QIA lawyers Terrence O’Sullivan and James Renihan told the panel that when they signed the IIBA, the QIA and Baffinland agreed only on that figure, and not on some smaller amount.
The annual 18-million-tonne annual production level, which would be achieved via railway and seaport, is what the Nunavut Impact Review Board recommended and the federal government approved in the project certificate for Mary River that was issued in 2012.
And that 2012 permit is still in effect and has not been legally replaced by the smaller 3.2-million-tonne-per-year early revenue phase that the company is now operating with, using trucks running along a road to Milne Inlet instead of a railway.
“The fact that it [the original 18-million-tonne rail-port proposal] is deferred does not mean it is unintended,” Renihan said.
To support that argument, O’Sullivan and Renihan cited statements that Baffinland made in numerous documents, including news releases and its Final Environmental Impact Statement for the Mary River project.
And they accused the company of using the lower production levels of the early revenue phase to dodge its advance payment obligations.
“The company cannot unilaterally go into an early revenue phase and truncate the advance royalty payments,” O’Sullivan said near the end of the hearing, which was broadcast live on a video webstream.

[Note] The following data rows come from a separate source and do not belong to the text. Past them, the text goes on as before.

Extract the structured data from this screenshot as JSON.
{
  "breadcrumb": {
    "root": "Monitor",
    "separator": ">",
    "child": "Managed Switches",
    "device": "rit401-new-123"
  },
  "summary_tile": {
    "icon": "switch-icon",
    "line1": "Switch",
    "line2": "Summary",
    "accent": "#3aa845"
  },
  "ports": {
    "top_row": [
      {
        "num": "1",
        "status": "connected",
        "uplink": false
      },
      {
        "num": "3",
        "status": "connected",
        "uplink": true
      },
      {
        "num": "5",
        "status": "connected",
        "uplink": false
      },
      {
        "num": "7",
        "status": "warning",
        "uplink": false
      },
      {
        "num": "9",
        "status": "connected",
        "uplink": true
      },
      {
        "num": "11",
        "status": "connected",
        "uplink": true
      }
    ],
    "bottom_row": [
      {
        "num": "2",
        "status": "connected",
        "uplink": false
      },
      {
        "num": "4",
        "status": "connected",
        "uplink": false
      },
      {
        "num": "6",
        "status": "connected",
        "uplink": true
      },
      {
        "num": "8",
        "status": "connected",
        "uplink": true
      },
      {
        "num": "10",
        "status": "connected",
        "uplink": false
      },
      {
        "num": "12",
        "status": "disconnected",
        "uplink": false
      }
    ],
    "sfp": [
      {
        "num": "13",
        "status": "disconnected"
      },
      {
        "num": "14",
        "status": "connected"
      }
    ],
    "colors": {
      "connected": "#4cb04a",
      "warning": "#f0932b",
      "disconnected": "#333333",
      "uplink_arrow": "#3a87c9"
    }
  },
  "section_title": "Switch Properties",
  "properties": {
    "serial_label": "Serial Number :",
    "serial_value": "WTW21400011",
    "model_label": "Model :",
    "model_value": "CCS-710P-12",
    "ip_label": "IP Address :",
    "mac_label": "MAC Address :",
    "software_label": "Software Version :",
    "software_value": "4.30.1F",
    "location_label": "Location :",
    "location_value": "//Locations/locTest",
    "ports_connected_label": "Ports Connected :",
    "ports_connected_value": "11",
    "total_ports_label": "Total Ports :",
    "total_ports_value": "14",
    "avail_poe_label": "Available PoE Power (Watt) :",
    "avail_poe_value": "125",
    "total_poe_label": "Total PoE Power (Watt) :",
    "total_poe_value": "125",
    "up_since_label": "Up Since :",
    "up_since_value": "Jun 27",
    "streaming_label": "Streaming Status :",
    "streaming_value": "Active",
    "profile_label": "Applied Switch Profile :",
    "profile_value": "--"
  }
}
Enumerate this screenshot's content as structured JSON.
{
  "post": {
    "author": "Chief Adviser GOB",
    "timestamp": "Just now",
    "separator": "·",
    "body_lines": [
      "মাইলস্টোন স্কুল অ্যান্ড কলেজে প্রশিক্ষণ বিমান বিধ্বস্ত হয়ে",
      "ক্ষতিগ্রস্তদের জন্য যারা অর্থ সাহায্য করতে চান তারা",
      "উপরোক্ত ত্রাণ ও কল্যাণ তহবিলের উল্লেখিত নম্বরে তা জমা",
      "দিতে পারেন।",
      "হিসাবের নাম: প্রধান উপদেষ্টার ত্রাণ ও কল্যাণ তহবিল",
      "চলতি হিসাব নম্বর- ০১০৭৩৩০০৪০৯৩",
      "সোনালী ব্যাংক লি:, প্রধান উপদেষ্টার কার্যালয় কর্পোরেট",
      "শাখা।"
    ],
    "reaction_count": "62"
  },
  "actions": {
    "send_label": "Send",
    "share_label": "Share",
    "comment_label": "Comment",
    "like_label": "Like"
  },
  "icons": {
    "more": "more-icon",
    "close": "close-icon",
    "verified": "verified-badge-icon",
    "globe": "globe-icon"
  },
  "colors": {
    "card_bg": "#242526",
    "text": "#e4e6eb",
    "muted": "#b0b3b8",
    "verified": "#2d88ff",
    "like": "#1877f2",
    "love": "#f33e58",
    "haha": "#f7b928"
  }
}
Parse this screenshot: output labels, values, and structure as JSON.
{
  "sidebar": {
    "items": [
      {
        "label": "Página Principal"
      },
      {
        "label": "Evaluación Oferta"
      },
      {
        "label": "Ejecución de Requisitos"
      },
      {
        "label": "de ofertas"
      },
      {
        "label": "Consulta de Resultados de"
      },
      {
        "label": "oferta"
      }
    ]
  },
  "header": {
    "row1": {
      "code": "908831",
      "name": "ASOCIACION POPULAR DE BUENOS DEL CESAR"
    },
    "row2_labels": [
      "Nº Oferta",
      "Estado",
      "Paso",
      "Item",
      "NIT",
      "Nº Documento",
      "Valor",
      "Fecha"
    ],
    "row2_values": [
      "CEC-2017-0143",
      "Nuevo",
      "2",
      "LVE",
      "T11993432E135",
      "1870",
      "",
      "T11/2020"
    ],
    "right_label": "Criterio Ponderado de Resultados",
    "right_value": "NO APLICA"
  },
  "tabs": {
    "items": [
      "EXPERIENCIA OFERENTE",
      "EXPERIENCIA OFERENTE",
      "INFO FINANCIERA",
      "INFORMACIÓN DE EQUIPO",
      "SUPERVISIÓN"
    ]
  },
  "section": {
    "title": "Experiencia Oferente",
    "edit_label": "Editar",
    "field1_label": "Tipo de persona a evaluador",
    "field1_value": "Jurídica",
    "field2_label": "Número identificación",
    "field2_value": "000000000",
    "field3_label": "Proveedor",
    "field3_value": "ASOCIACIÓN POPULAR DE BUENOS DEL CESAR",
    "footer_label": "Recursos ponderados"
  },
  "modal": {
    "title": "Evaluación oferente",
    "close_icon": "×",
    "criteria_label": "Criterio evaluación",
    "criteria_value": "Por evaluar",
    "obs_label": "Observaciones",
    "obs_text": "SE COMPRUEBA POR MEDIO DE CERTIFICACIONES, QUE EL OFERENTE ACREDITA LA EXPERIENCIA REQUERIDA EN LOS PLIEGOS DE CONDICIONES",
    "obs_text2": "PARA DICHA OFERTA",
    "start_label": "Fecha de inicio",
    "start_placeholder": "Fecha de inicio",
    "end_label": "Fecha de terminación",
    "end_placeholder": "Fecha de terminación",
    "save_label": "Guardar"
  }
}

Furthermore, Baffinland itself admits that it still plans an 18-million-tonnes-per year project, for which the regulatory permits are still valid.
If that happens, the project could have the potential to become a 21-million-tonne per year operation, QIA lawyers said.
In any case, the point at which the advance payments should stop is when production reaches 60 per cent of 18 million tonnes: about 10.8 million tonnes a year, the lawyers said.
Right now, production at Mary River is nowhere near that level, since the company still awaits permitting for its Phase 2 expansion plan, which now involves a railway to an expanded port at Milne Inlet.
Another issue is Baffinland’s non-payment of the $2.5 million owed to the QIA for the last two quarters of 2015.
The two sides agree that Baffinland owes the money—but the company hasn’t paid it yet.
“There is no dispute over whether two payments are still owed to QIA for 2015. Baffinland has chosen to simply not pay these…,” a QIA spokesperson told Nunatsiaq News in an email.
To that end, O’Sullivan asked the panel for an order requiring that Baffinland pay that $2.5 million, subject to an agreed interest rate equal to the Royal Bank of Canada’s prime rate plus two per cent.
When it filed its statement of claim in August 2016, QIA claimed $6.25 million in advance payments.
But in the months since then, that figure has grown.
“QIA is seeking advanced payments for 2015, 2016, 2017 and until commercial production is achieved. At present this would amount to two quarters in 2015, four quarters in 2016 and one quarter in 2017,” the QIA spokesperson said.
Instead of the advances, Baffinland has made royalty payments for 2016, based on 1.9 per cent of the company’s net sales, which QIA has accepted as partial payment on its advances, the spokesperson said.
Another tidbit that emerged from the panel hearing was current figures on Inuit employment at the mine.
In response to a question from panel member Thomas Berger, Baffinland lawyer Brad Armstrong said 144 Inuit are employed at Mary River by either Baffinland or its various contractors.
That amounts to 12 per cent of the total Mary River workforce, and about $8 million a year in wages.